As China cut interest rates to ease the pain for struggling businesses, concern about the impact of the coronavirus on the world’s second largest economy led to investors ditching everything from the Australian dollar to the Indian rupee to find safety in US dollar assets.
“People are trying to get far away from the economic fallout that we might see from the coronavirus. You want your capital as far away from China as possible,” said Chris Weston, Melbourne-based head of research at broker Pepperstone.
The coronavirus emerged in the central Chinese city of Wuhan late last year, apparently in a wildlife market, and has now infected some 75,000 people and killed about 2,100.
The vast majority of cases and deaths have been in China, and more specifically Hubei province, of which Wuhan is capital, but the global spread appears inexorable.
South Korea confirmed its first death from the virus hours after the mayor of its fourth-largest city urged residents to stay indoors after a spike of more than 40 new infections, most traced to a church attended by a woman who tested positive.
Malls and cinemas in the city of Daegu were empty and its usually bustling downtown streets were quiet in scenes one resident likened to a “disaster movie.”
Daegu Mayor Kwon Young-jin asked the city’s 2.5 million residents to stay indoors as officials said at least 90 of more than 1,000 other people who attended the church were showing symptoms from what Korea’s Centers for Disease Control and Prevention described as a “super-spreading event”.
“We are in an unprecedented crisis,” Kwon told reporters, adding that all members of the church would be tested. “We’ve asked them to stay at home isolated from their families.”
The situation was “very grave,”, South Korean Vice Health Minister Kim Kang-lip said at a separate briefing.
South Korea now has 104 confirmed cases of the flu-like virus.
China called for solidarity in a special meeting in Laos to discuss the epidemic with Southeast Asian countries that have drawn billions of dollars in Chinese investment in recent years.
“Fear is more threatening than the virus and confidence is more precious than gold,” Chinese State Councillor and Foreign Minister Wang Yi told a news conference afterwards.

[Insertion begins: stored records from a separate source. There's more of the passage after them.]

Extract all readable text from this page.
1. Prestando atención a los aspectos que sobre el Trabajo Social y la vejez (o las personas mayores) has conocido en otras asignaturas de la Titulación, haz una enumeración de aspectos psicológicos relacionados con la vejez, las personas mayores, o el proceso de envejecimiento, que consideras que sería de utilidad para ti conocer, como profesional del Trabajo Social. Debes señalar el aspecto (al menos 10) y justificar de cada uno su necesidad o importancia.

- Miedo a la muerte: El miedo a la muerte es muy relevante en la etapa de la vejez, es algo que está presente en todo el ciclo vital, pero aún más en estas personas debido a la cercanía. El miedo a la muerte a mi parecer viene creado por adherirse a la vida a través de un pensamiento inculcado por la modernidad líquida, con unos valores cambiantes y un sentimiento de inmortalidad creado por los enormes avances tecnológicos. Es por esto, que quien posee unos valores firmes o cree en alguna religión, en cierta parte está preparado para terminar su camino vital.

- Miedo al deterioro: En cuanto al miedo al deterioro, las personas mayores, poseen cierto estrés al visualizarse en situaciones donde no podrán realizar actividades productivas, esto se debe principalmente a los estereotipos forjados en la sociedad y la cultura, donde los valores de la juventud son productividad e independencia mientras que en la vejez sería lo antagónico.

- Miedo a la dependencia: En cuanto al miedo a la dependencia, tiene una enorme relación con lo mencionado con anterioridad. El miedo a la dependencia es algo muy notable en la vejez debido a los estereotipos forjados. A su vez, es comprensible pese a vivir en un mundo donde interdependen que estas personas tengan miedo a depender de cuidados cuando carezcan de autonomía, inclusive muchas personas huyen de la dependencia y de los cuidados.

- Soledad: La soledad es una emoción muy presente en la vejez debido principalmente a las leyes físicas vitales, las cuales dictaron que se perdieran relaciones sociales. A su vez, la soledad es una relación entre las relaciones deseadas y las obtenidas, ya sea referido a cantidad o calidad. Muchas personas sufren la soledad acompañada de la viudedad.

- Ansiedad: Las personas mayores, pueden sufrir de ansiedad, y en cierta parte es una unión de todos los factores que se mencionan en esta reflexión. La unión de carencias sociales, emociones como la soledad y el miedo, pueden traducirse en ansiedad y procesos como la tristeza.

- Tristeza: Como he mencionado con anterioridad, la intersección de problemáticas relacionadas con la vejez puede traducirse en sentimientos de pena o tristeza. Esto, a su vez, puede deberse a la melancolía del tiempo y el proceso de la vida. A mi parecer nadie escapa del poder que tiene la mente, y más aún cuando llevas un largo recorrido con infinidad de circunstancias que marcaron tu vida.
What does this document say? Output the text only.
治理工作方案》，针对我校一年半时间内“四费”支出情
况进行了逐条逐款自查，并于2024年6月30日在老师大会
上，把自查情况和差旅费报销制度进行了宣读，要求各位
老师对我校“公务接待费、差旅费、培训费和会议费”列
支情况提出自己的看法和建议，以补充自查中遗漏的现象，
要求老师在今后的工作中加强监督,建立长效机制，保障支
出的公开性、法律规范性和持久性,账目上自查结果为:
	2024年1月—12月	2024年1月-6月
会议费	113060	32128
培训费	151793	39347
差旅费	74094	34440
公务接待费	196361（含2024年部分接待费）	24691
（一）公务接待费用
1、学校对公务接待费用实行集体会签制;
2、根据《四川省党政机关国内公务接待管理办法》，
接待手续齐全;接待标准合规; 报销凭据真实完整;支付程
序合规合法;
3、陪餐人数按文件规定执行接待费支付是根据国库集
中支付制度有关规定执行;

China’s Hubei province reported a drop in new infections after it stopped diagnosing people using chest X-rays and counted only those who tested positive for genetic traces of the coronavirus.
The change in the method and in the data, China’s second in just over a week, has raised questions about the extent to which daily tallies accurately reflect the state of the outbreak.
Hubei reported 349 new confirmed cases on Wednesday, down from 1,693 a day earlier and the lowest since Jan. 25. The death toll in the province rose by 108.
Excluding Hubei, the number of new confirmed cases in mainland China fell for the 16th consecutive day to 45.
While the numbers suggested a downward trend, scientists in China who studied nose and throat swabs from 18 patients say the virus could be more contagious than previously thought.
The preliminary findings published on Wednesday in the New England Journal of Medicine show the virus behaves much more like influenza than other closely related viruses and can be passed on by people before they show symptoms.